Unlike animals, plants have developed large areas to facilitate exchanges with their environment. The leaves and reproductive organs of trees are highly exposed and strongly absorb mmW energy. Plants could therefore be particularly affected by 5G mmW radiation.
Millimeter waves (mmW), as their name suggests, are characterized by very short wavelengths. Absorption of mmW by organisms the size of a few millimeters can be strongly increased by a physical phenomenon called resonance when the animal (or a part of its body) is the same size as the mmW wavelength. As with thermal effects, plants and trees could suffer from these resonances. The resonance effects on plants and trees have not been assessed yet.
A review by Soghomonyan et al concludes that bacteria and other cells might communicate with each other by mmW. Bacteria exposure to mmWs impacted their growth, properties and activity. Waves could target water, cell plasma membrane, and genome in the cells. mmW change their sensitivity to different biologically active chemicals, including antibiotics. A combined action with antibiotics resulted in more strong effects that might lead to antibiotic resistance in bacteria. This could result in difficulties to treat infectious diseases caused by bacteria.
Also, the propagation of mmW is strongly hampered by the foliage of trees. The influence of trees on the propagation of 5G radiation, and in particular mmW, has been studied by the University of Surrey (UK) that suggests raising the pylons in order to limit signal attenuation by trees. In the absence of strict legislation, trees obstructing the spread of radiation have been and could still be felled, in the interest of telecom operators but to the loss of the environment. A UK government report also recognizes the problem of foliage for the propagation of mmW. The subject is controversial and has been raised in the British Parliament. Biodiversity is also a reality in cities and needs to be preserved. Trees in urban areas play an important role as animal habitats but also in air quality, carbon sequestration, and citizen well-being.

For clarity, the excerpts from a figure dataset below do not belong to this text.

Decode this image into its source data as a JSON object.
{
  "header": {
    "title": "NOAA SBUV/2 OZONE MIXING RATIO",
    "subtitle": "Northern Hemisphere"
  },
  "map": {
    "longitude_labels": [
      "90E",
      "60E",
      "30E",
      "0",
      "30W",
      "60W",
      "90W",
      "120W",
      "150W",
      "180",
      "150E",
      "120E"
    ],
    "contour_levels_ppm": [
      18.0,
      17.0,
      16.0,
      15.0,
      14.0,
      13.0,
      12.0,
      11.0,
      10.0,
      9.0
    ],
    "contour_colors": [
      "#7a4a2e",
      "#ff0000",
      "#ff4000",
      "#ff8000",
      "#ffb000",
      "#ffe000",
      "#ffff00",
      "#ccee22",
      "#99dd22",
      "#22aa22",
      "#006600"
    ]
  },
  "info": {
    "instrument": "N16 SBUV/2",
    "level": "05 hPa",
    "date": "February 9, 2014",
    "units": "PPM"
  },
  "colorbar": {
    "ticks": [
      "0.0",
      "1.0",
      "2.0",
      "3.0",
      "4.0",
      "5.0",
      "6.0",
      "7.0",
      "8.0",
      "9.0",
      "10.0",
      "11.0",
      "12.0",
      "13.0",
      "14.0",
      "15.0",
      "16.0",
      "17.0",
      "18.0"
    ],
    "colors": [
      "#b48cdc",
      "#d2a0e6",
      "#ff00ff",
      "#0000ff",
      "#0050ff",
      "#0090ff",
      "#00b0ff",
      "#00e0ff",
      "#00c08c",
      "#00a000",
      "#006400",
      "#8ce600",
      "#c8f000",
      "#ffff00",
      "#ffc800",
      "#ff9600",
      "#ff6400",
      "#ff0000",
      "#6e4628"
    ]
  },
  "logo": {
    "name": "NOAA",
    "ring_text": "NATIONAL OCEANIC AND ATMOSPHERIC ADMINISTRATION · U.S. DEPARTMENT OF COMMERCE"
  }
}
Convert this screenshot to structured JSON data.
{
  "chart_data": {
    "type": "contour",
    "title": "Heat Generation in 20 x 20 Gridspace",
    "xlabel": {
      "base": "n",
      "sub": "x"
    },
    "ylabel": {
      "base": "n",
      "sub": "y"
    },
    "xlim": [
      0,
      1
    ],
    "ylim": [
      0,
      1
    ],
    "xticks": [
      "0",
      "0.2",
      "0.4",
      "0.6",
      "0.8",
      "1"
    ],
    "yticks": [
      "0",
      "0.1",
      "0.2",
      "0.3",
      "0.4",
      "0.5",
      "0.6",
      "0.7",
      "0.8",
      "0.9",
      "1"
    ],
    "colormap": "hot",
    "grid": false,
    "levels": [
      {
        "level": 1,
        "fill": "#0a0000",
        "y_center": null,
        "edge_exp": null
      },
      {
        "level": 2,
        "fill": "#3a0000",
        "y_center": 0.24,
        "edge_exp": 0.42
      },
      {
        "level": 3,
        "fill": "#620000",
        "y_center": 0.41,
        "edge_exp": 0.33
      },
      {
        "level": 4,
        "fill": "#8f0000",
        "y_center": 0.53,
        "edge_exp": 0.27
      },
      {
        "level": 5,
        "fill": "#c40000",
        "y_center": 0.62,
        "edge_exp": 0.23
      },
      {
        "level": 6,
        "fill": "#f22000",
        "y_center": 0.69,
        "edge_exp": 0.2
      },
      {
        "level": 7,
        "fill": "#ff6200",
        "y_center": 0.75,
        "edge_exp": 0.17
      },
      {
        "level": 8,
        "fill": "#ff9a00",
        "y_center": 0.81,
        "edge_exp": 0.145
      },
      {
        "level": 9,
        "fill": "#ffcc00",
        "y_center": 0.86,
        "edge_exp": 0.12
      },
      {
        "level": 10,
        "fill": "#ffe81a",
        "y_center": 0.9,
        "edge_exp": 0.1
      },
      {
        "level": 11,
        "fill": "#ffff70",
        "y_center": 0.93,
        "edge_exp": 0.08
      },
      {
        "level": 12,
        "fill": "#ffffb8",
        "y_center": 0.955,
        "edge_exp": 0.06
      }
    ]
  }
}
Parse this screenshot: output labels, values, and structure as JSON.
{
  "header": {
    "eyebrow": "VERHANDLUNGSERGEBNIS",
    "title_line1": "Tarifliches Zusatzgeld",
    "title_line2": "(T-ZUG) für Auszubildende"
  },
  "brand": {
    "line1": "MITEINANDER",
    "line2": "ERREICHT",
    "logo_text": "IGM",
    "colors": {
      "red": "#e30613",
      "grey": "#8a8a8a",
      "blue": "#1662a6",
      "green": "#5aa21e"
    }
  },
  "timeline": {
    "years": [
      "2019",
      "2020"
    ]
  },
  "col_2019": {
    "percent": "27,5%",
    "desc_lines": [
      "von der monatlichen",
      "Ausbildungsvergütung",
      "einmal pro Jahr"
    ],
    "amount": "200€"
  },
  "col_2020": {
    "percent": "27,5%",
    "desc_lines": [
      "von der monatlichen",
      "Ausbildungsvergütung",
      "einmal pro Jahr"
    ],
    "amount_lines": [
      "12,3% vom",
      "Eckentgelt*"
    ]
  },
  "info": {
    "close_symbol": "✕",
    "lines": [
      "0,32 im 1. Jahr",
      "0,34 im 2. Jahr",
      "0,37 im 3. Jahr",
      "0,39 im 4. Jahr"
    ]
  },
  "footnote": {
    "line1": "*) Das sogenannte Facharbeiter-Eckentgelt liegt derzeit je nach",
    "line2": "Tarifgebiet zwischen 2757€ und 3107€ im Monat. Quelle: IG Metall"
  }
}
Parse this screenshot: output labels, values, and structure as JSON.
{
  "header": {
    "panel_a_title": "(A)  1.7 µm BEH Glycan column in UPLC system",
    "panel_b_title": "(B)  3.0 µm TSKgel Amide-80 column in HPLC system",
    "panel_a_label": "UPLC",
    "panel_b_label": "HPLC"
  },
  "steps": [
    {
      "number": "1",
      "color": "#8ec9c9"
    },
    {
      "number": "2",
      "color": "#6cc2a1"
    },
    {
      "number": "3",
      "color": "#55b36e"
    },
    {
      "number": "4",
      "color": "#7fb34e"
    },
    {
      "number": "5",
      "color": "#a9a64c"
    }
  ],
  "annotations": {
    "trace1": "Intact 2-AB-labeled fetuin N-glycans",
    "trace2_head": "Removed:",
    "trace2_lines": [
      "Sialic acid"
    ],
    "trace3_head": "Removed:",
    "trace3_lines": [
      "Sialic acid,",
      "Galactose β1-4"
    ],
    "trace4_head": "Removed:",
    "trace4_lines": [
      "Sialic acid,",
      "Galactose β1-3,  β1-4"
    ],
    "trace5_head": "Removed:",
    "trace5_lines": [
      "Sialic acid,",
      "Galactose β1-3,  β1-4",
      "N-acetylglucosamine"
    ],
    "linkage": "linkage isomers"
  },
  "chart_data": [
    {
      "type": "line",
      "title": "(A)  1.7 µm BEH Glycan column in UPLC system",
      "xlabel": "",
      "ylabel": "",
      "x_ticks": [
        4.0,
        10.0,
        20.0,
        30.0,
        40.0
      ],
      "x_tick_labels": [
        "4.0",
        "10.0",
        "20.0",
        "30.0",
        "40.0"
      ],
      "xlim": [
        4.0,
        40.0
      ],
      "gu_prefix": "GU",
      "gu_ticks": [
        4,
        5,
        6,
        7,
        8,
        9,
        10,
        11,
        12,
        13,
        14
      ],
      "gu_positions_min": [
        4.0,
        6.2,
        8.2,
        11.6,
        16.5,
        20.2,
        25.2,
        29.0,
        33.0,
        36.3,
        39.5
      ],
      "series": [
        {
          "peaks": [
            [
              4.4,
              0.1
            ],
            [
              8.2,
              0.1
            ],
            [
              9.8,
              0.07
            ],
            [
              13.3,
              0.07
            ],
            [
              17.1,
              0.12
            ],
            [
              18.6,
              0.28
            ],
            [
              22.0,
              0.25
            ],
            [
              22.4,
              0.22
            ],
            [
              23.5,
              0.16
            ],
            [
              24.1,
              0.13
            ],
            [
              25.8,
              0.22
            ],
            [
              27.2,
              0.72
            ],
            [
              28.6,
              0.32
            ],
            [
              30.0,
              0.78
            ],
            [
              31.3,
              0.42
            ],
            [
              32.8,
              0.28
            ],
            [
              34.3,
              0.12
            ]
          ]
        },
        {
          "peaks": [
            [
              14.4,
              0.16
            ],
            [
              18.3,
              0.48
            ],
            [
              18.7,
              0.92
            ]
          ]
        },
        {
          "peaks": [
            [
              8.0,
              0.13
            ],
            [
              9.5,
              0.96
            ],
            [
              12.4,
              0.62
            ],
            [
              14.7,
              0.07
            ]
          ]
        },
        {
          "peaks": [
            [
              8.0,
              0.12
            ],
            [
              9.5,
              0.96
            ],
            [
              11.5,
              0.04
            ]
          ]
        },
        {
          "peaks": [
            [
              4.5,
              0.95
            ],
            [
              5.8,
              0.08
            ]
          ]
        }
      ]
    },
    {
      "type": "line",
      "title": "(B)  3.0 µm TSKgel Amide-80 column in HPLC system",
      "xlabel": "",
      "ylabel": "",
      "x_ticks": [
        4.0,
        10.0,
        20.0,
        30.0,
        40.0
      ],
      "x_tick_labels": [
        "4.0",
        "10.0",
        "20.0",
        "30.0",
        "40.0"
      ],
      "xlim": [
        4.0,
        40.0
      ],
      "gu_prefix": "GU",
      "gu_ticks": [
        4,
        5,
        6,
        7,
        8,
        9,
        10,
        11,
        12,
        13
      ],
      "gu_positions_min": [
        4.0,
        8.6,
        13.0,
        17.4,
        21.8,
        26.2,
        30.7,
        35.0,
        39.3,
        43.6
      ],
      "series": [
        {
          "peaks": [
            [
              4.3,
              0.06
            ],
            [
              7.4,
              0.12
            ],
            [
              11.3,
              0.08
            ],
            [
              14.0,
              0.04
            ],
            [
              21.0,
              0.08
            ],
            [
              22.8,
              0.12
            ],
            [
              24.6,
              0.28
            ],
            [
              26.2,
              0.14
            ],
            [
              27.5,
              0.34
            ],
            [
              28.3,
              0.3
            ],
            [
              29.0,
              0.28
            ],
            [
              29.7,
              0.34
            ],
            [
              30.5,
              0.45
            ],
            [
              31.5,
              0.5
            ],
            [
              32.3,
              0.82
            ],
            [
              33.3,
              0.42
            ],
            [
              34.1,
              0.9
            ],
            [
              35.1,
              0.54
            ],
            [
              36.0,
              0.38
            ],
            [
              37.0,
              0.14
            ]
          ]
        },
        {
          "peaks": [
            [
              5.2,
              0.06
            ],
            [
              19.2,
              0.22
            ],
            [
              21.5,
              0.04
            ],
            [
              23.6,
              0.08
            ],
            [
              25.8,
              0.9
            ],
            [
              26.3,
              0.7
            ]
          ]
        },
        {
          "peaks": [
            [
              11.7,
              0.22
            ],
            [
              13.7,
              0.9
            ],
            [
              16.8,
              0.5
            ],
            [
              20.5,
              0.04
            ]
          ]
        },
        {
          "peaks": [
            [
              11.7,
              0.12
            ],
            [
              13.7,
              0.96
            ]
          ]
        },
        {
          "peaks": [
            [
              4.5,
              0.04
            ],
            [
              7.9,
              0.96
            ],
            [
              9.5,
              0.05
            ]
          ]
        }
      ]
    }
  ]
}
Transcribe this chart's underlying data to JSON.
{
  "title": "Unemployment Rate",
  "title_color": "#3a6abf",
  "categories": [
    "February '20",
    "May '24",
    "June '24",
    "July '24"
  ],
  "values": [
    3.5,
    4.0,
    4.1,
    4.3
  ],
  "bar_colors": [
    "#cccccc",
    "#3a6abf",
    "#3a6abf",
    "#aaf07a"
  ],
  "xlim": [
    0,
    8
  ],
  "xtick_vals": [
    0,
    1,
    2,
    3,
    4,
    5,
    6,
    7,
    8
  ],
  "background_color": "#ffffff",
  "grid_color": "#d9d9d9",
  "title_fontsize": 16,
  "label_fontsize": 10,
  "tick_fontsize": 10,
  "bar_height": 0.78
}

Claims that tree felling is being carried out for public safety or health reasons or for road improvement should be taken with great caution when they coincide with 5G antenna deployments. Press articles attempting to reassure the French population indicate that some trees had to be felled following the storms of 2012. Why then wait 8 years?
The effects of millimeter waves on animals and plants have been studied only minimally, at best. This makes 5G a very large-scale experiment on living organisms. Danish attorney-at-law Christian Jensen has explained that 5G deployments threaten several treaties that protect wildlife, including the EU directive on the conservation of natural habitats and of wild fauna and flora, the EU directive on the conservation of wild birds, on the precautionary principle as well as on the Bern- and Bonn-conventions on the protection of animals and plants.
Why would we risk life itself only for faster video downloading? The precautionary principle calls to wait for proof of 5G’s safety for ecosystems before deploying it in public networks.
Signs of destruction are already clearly visible. The 6th mass extinction of species, the first in 66 million years, is underway due to human activity at a dizzying rate. It comes with a catastrophic decline in populations of so far non-threatened species. 5G might accelerate even further decline and extinction rates, starting with small living things and plants.
With a dramatic explosion in exposure to electromagnetic radiation (including new millimeter waves), 5G public deployments would present serious and illegal threats to biodiversity, to the survival of ecosystems and to humanity.